WTO, nationalism.

Nathan Newman nathan.newman at yale.edu
Sun Dec 19 12:46:04 PST 1999



> -----Original Message-----
> From: owner-lbo-talk at lists.panix.com
> [mailto:owner-lbo-talk at lists.panix.com]On Behalf Of Max Sawicky


> One might ask, though, why service jobs have to be _so_ lower-paid.
> Without the labor movement devising a way of raising the living
> standard of service workers dramatically, the labor movement is dead, and
even the
> current tight labor market (which won't last forever) can't be taken
> advantage of. (This is a gender issue as well, as you -- a femecon
> subscriber -- should know.)

I support a strong focus of the labor movement on service work, because a lot of it cannot easily be sent overseas. Unfortunately, the parts of the service sector that is not easily exported are personal services - hotel work, janitors, servants of all sorts - which inherently are lower-paid than average work. Inherently, because if they become higher priced, the work that they are supporting will itself move overseas to more congenial wage environments. Only the tourism industry in inherently immovable - and labor has put a heck of lot of effort into the industry for that very reason.

The highest paid sectors of the service sector depend strongly either on the government protection of intellectual property, so labor can be coverted into high-value legal monopolies, or in the financial sector where highly processed information can be converted into immediate financial advantage in the markets. This highlights the fact that service work qua work has a hard time gaining value purely in market exchanges-- it's dependent on other processes-- manufacturing, legal or financial -- to gain strong economic value.

Now, none of this says labor should not fight to raise service wages a good deal above where they are, but it is not pure nostalgia for the Markusen-influenced labor types to maintain that "manufacturing matters", if only because the commodity-producing nature of manufacturing gives workers a much stronger control of the means of value production in that area. They unfortunately have far less control of the conversion of labor value into legal value or in the financial sector.

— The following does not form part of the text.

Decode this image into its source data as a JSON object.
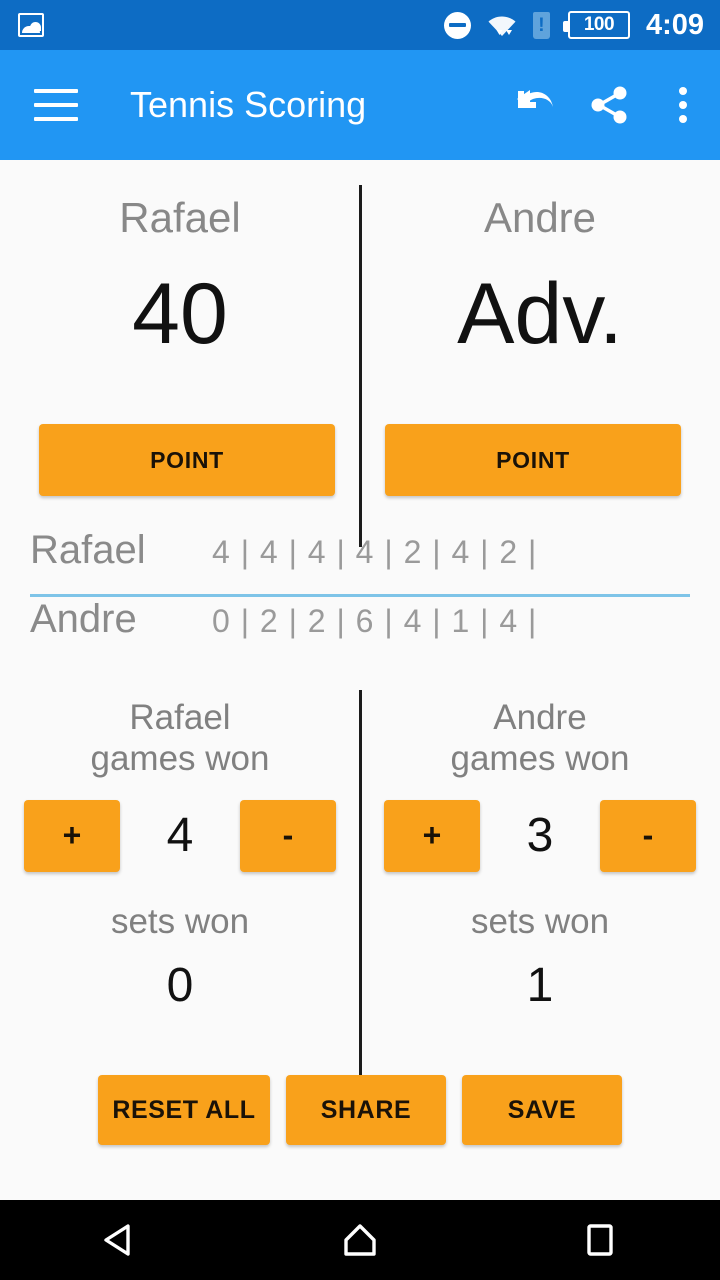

However, this does suggest that the experiments with organizing in the intellectual property field - from the National Writers Union to WashTech to WorkingPartnerships in Silicon Valley - could develop both organizing models and legislative struggles for strengthening worker control of that IP value production. The Hollywood Guilds have a long history in this area and there are some useful lessons from their experience.